For returning customers, you must have the ability to unify everything you know about them on the surface (SKUs viewed, lifetime value for commerce, loyalty points and status) but also go a level deeper. What is the true value of a customer? How many times do they return an item, and by what method so they return items? How often are they willing to pay full price? This data is only accessible by connecting the backend (financial ledger and supply chain) data to the profile. With a limited amount of a new item, you want to sell out – but you also want to reward your most loyal and truly valuable customers. This uplift is only possible by connecting the backend of business data to the frontend of customer engagement – call it ERP to CDP.

Intelligence

If a company has managed to create a unified data model across the systems I described above, and has, using data science, created models that can predict true customer value, and is able react to changes in behavior and market conditions – you still need to scale intelligence. In other words, given the above requirements, every customer cannot be evaluated individually, and every decision cannot live with a data science team. How strong is your organization’s ability to implement a machine learning framework that updates customer segments based on new information? In the background, ML models need to be continually tuned to changes in engagement across channels, understand how pricing and availability for specific products change behavior, and overlap segments to understand how different buyers of the same product react to campaigns, creatives, and different outlets for marketing and advertising. Lifetime value scores need to be calculated against ever-changing baselines – LTV can change based on product and customer mix over time, making yesterdays big spenders tomorrow’s regular shoppers. Going beyond marketing and advertising, what type of intelligence is required to create success in the call center, or an ecommerce site, or a sales call? Models are only as valuable as their ability to create value in the endpoint of a specific application.

Automation

After intelligence comes automation. How do you action the insights you have aggregated? Low value customers need to be suppressed from the campaign for the popular shoes. When a certain colorway or size becomes unavailable, customers with those preferences must also be suppressed – or encouraged to pre-order. Customers who are the most loyal need to be notified to “buy now” or invited to use their loyalty status to get placed in the front of the line. They need to be put into the call center queue first and, when they visit the website, have a one-click option for putting the right-sized shoes into their shopping cart, with their shipping preferences already pre-filled. When loyal customers come into the store and can’t find what they are looking for, the point-of-sale system must give the retail associate a next-best-offer or action that has a high probability of success. This is the new battleground in marketing – the ability to utilize intelligence at scale to render the right decision across both offline and online channels, in near-realtime.
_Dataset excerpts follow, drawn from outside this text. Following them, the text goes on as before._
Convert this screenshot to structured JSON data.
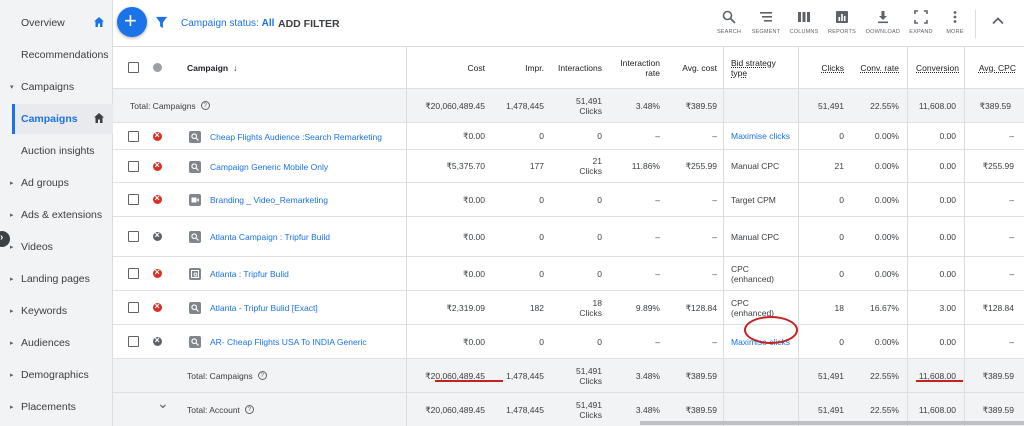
{
  "sidebar": {
    "items": [
      {
        "label": "Overview",
        "caret": "",
        "home": true
      },
      {
        "label": "Recommendations",
        "caret": ""
      },
      {
        "label": "Campaigns",
        "caret": "▾"
      },
      {
        "label": "Campaigns",
        "caret": "",
        "active": true,
        "home": true
      },
      {
        "label": "Auction insights",
        "caret": ""
      },
      {
        "label": "Ad groups",
        "caret": "▸"
      },
      {
        "label": "Ads & extensions",
        "caret": "▸"
      },
      {
        "label": "Videos",
        "caret": "▸"
      },
      {
        "label": "Landing pages",
        "caret": "▸"
      },
      {
        "label": "Keywords",
        "caret": "▸"
      },
      {
        "label": "Audiences",
        "caret": "▸"
      },
      {
        "label": "Demographics",
        "caret": "▸"
      },
      {
        "label": "Placements",
        "caret": "▸"
      }
    ]
  },
  "toolbar": {
    "status_prefix": "Campaign status:",
    "status_value": "All",
    "add_filter": "ADD FILTER",
    "tools": [
      "SEARCH",
      "SEGMENT",
      "COLUMNS",
      "REPORTS",
      "DOWNLOAD",
      "EXPAND",
      "MORE"
    ]
  },
  "table": {
    "headers": {
      "campaign": "Campaign",
      "cost": "Cost",
      "impr": "Impr.",
      "interactions": "Interactions",
      "interaction_rate": "Interaction rate",
      "avg_cost": "Avg. cost",
      "bid_strategy": "Bid strategy type",
      "clicks": "Clicks",
      "conv_rate": "Conv. rate",
      "conversion": "Conversion",
      "avg_cpc": "Avg. CPC"
    },
    "top_total": {
      "label": "Total: Campaigns",
      "cost": "₹20,060,489.45",
      "impr": "1,478,445",
      "interactions": "51,491",
      "interactions_unit": "Clicks",
      "interaction_rate": "3.48%",
      "avg_cost": "₹389.59",
      "bid_strategy": "",
      "clicks": "51,491",
      "conv_rate": "22.55%",
      "conversion": "11,608.00",
      "avg_cpc": "₹389.59"
    },
    "rows": [
      {
        "status": "removed",
        "type": "search",
        "name": "Cheap Flights Audience :Search Remarketing",
        "cost": "₹0.00",
        "impr": "0",
        "interactions": "0",
        "interactions_unit": "",
        "interaction_rate": "–",
        "avg_cost": "–",
        "bid_strategy": "Maximise clicks",
        "bid_link": true,
        "clicks": "0",
        "conv_rate": "0.00%",
        "conversion": "0.00",
        "avg_cpc": "–"
      },
      {
        "status": "removed",
        "type": "search",
        "name": "Campaign Generic Mobile Only",
        "cost": "₹5,375.70",
        "impr": "177",
        "interactions": "21",
        "interactions_unit": "Clicks",
        "interaction_rate": "11.86%",
        "avg_cost": "₹255.99",
        "bid_strategy": "Manual CPC",
        "bid_link": false,
        "clicks": "21",
        "conv_rate": "0.00%",
        "conversion": "0.00",
        "avg_cpc": "₹255.99"
      },
      {
        "status": "removed",
        "type": "video",
        "name": "Branding _ Video_Remarketing",
        "cost": "₹0.00",
        "impr": "0",
        "interactions": "0",
        "interactions_unit": "",
        "interaction_rate": "–",
        "avg_cost": "–",
        "bid_strategy": "Target CPM",
        "bid_link": false,
        "clicks": "0",
        "conv_rate": "0.00%",
        "conversion": "0.00",
        "avg_cpc": "–"
      },
      {
        "status": "paused",
        "type": "search",
        "name": "Atlanta Campaign : Tripfur Build",
        "cost": "₹0.00",
        "impr": "0",
        "interactions": "0",
        "interactions_unit": "",
        "interaction_rate": "–",
        "avg_cost": "–",
        "bid_strategy": "Manual CPC",
        "bid_link": false,
        "clicks": "0",
        "conv_rate": "0.00%",
        "conversion": "0.00",
        "avg_cpc": "–"
      },
      {
        "status": "removed",
        "type": "display",
        "name": "Atlanta : Tripfur Bulid",
        "cost": "₹0.00",
        "impr": "0",
        "interactions": "0",
        "interactions_unit": "",
        "interaction_rate": "–",
        "avg_cost": "–",
        "bid_strategy": "CPC (enhanced)",
        "bid_link": false,
        "clicks": "0",
        "conv_rate": "0.00%",
        "conversion": "0.00",
        "avg_cpc": "–"
      },
      {
        "status": "removed",
        "type": "search",
        "name": "Atlanta - Tripfur Bulid [Exact]",
        "cost": "₹2,319.09",
        "impr": "182",
        "interactions": "18",
        "interactions_unit": "Clicks",
        "interaction_rate": "9.89%",
        "avg_cost": "₹128.84",
        "bid_strategy": "CPC (enhanced)",
        "bid_link": false,
        "clicks": "18",
        "conv_rate": "16.67%",
        "conversion": "3.00",
        "avg_cpc": "₹128.84"
      },
      {
        "status": "paused",
        "type": "search",
        "name": "AR- Cheap Flights USA To INDIA Generic",
        "cost": "₹0.00",
        "impr": "0",
        "interactions": "0",
        "interactions_unit": "",
        "interaction_rate": "–",
        "avg_cost": "–",
        "bid_strategy": "Maximise clicks",
        "bid_link": true,
        "clicks": "0",
        "conv_rate": "0.00%",
        "conversion": "0.00",
        "avg_cpc": "–"
      }
    ],
    "bottom_totals": [
      {
        "label": "Total: Campaigns",
        "cost": "₹20,060,489.45",
        "impr": "1,478,445",
        "interactions": "51,491",
        "interactions_unit": "Clicks",
        "interaction_rate": "3.48%",
        "avg_cost": "₹389.59",
        "clicks": "51,491",
        "conv_rate": "22.55%",
        "conversion": "11,608.00",
        "avg_cpc": "₹389.59"
      },
      {
        "label": "Total: Account",
        "cost": "₹20,060,489.45",
        "impr": "1,478,445",
        "interactions": "51,491",
        "interactions_unit": "Clicks",
        "interaction_rate": "3.48%",
        "avg_cost": "₹389.59",
        "clicks": "51,491",
        "conv_rate": "22.55%",
        "conversion": "11,608.00",
        "avg_cpc": "₹389.59"
      }
    ]
  },
  "colors": {
    "accent": "#1a73e8",
    "removed": "#d93025",
    "paused": "#5f6368",
    "highlight": "#c5221f"
  }
}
At some point, every organization comes across a situation that tests their agility, and the customer experience team is often on the front lines. Your customer profiles need to get progressively richer, starting with marketing and advertising interactions, including cross-CRM data from sales, service, and commerce touchpoints – but also go deeper to leverage insights that can only be derived from the backend: ERP data. Intelligence must go beyond data science-provisioned models and scale with machine learning, such that the customer profiles can be frequently updated as lifetime value and propensity scores change based on realtime inputs. To adapt to a fast-moving market, driving that intelligence into the action surfaces of business must be as automated as possible.

This next phase of customer data management, that brings the backend of agile business process together with the frontend of customer engagement, is not about the next-best action or offer. It’s about finding the next-best dollar.